More than anything, Bush’s immigration proposal will be a test of whether or not the White House has any political muscle to flex in Washington, particularly with wayward Republicans in Congress. In some respects, however, he just can’t win. Many GOP lawmakers have been strongly critical of Bush in recent weeks for not being more forthcoming on the specifics of what he will and will not accept in an immigration bill. Now he has laid out some specifics, there’s something else that House Republicans want to know: Would he veto a bill without a worker program? The White House won’t say.

The more Bush gives in to Congress and talks about what he wants, the more skeptical his party seems to be. “I am happy to see President Bush go beyond talk and take some action,” Sen. Jeff Sessions, a longtime Bush ally, said in a statement to reporters last night. “But…calling out the National Guard, significant as though they may be, will not change the pervasive illegality of our current immigration system to one that works.”

Several House Republicans spoke out after the presidential address to urge Bush to focus only on border security, not his proposed worker program or partial amnesty. “While I appreciate the president’s willingness to tackle big problems, I have real concerns about moving forward with a guest worker program or a plan to address those currently in the United States illegally until we have adequately addressed our serious border security problems,” House Majority Whip Roy Blunt said in a statement to reporters.

Meanwhile, other Republicans raised questions about logistics. Should we deploy National Guard troops along the border at a time when the force is under increased pressure thanks to the war in Iraq? Some lawmakers, including Senate Judiciary Chairman Arlen Specter, expressed concern about involving guardsmen in what has traditionally been a law enforcement-only activity. Specter, while calling the president’s pitch “very helpful,” told reporters “we will have to legislate carefully” to make sure the guardsman aren’t involved in law enforcement “or activities which are inappropriate.”

While lawmakers dive into the weeds of legislative language and immigration rules, President Bush is likely to evoke the big picture. This is a highly personal issue for him, say his aides, who point out that he has been fine-tuning almost every line of Monday’s TV address for the last three weeks.

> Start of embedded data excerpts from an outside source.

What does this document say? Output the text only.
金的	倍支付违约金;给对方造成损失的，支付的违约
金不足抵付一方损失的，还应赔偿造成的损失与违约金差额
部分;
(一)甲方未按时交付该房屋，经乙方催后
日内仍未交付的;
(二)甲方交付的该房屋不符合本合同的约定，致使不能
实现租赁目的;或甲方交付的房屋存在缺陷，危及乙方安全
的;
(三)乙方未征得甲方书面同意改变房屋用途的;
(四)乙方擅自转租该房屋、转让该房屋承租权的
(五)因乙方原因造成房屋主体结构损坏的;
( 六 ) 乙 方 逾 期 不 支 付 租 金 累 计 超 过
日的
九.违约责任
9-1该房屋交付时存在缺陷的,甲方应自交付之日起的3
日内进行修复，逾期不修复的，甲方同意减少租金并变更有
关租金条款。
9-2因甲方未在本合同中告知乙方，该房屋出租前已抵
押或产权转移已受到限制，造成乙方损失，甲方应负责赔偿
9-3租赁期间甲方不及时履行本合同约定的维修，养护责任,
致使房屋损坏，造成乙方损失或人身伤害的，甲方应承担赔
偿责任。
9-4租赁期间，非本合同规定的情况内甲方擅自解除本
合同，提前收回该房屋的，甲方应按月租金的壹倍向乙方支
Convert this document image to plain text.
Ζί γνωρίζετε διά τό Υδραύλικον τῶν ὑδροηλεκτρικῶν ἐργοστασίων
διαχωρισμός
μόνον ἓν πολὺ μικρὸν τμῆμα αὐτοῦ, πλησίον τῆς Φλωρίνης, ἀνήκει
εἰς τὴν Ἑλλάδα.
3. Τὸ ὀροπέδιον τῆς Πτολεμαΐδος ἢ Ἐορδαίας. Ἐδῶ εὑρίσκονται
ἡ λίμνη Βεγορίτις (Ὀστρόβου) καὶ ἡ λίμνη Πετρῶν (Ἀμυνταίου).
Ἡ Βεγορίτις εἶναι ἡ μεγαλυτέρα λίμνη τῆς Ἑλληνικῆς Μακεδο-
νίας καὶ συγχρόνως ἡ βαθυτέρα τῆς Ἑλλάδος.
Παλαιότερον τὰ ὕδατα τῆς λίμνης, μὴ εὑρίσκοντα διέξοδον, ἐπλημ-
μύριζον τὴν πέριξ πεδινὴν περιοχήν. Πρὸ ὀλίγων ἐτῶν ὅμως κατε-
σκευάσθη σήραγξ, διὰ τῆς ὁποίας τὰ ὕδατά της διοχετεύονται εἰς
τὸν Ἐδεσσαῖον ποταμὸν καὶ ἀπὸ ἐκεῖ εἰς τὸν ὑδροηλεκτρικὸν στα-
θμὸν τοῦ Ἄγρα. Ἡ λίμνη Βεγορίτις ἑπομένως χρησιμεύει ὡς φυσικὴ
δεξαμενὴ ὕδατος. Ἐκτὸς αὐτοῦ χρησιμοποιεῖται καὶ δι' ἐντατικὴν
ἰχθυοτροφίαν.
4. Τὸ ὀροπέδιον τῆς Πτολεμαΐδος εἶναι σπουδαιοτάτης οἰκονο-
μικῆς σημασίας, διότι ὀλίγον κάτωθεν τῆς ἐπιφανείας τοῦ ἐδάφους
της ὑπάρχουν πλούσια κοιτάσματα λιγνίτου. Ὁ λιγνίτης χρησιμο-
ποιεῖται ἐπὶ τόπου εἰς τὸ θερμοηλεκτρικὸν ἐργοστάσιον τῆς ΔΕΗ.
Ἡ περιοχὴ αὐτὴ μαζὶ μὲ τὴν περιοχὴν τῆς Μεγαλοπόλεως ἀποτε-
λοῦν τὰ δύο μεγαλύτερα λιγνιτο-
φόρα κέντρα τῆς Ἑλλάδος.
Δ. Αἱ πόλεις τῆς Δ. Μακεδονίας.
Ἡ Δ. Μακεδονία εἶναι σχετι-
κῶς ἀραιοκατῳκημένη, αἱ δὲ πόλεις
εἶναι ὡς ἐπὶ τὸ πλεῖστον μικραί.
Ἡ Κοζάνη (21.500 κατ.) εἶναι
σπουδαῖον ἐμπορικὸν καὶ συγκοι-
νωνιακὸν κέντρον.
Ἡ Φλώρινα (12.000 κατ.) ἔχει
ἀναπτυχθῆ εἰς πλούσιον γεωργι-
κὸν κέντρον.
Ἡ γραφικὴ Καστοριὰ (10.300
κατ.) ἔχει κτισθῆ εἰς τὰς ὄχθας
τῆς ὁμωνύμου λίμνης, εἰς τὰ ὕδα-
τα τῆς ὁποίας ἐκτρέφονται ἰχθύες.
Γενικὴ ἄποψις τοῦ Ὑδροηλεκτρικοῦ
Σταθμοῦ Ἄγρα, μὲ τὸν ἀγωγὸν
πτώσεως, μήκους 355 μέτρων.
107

Moreover, his thinking on immigration has been shaped by several factors: his dismay at Europe’s turmoil over immigration, his experience as Texas governor and his own recent reading of the history books—especially several volumes about William Jennings Bryan and the 1920s restrictions on immigration. The president believes those restrictions contributed in part to the depression of the 1930s. “He keeps coming back to the point that we shouldn’t forget our own history,” said one senior White House aide, “and what has made our own country what it is today.”